A month after first getting the laptop, I reformatted and reloaded the operating system. As a side effect of doing that, I inventoried the WiFi manager programs, and I had 3.
- HP - The laptop vendor.
- Intel - The WiFi card vendor.
- Microsoft - The operating system vendor.
As part of the effort of reloading the operating system, I realised that having three WiFi manager programs loading was not a good thing. So I carefully compared all 3 programs, and in my case, decided that the Intel WiFi manager program was the best for me.
Using Autoruns and Process Explorer, repetitively, I located and removed all startup entries for both the HP and Microsoft WiFi managers.
Since I reloaded the operating system, my laptop has been rock solid reliable. It, as my other computers, generally stays online 24 x 7 x 52.
When you consider doing this, you should plan on both proper preparation, and some detective work.
- WZC, the Microsoft supplied WiFi manager, is a service, and it starts when the computer is started up. WZC, as a service, runs as a system level process.
- Most vendor supplied WiFi managers start after the user logs in to the computer, and run as user level processes.

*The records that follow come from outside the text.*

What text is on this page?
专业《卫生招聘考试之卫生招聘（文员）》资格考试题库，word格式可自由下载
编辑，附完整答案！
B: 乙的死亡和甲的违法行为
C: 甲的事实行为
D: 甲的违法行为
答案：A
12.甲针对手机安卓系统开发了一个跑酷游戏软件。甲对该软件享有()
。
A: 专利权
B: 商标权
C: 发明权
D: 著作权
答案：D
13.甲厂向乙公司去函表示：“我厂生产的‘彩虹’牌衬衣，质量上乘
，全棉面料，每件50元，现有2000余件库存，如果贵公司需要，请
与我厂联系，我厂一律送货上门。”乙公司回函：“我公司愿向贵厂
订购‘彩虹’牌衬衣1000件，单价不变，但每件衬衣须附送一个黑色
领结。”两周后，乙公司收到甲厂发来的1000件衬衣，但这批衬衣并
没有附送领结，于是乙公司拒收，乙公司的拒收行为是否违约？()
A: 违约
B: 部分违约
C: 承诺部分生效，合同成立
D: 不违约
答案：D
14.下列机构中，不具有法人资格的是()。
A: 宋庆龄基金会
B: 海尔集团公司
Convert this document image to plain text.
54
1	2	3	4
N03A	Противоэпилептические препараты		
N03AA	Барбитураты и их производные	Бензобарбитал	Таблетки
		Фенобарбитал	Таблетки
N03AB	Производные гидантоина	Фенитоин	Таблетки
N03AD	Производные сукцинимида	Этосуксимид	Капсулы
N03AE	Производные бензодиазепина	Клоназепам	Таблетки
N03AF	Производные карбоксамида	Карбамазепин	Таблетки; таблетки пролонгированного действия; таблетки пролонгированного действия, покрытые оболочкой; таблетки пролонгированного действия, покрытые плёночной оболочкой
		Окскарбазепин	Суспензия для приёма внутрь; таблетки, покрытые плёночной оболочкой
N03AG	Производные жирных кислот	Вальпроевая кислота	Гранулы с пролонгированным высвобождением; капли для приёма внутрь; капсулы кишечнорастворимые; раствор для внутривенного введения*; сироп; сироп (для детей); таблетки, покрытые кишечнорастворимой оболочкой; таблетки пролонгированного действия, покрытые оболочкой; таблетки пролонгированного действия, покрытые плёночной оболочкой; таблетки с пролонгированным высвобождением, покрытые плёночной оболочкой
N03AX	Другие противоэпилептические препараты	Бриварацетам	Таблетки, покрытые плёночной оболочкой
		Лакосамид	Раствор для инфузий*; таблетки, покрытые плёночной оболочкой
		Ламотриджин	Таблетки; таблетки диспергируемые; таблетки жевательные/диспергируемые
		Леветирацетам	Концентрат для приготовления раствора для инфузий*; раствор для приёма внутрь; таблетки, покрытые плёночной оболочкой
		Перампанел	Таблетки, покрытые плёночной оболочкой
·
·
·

User level processes don't have the ability to start, stop, enable, or disable WZC.
- You should plan on installing the WiFi device(s), and disabling / removing any extraneous processes (whether vendor or WZC), while logged on as an administrator.
- Many vendor supplied WiFi managers run as multiple processes, and you (as the administrator) may have to work to find all processes (as with Autoruns, as referenced above).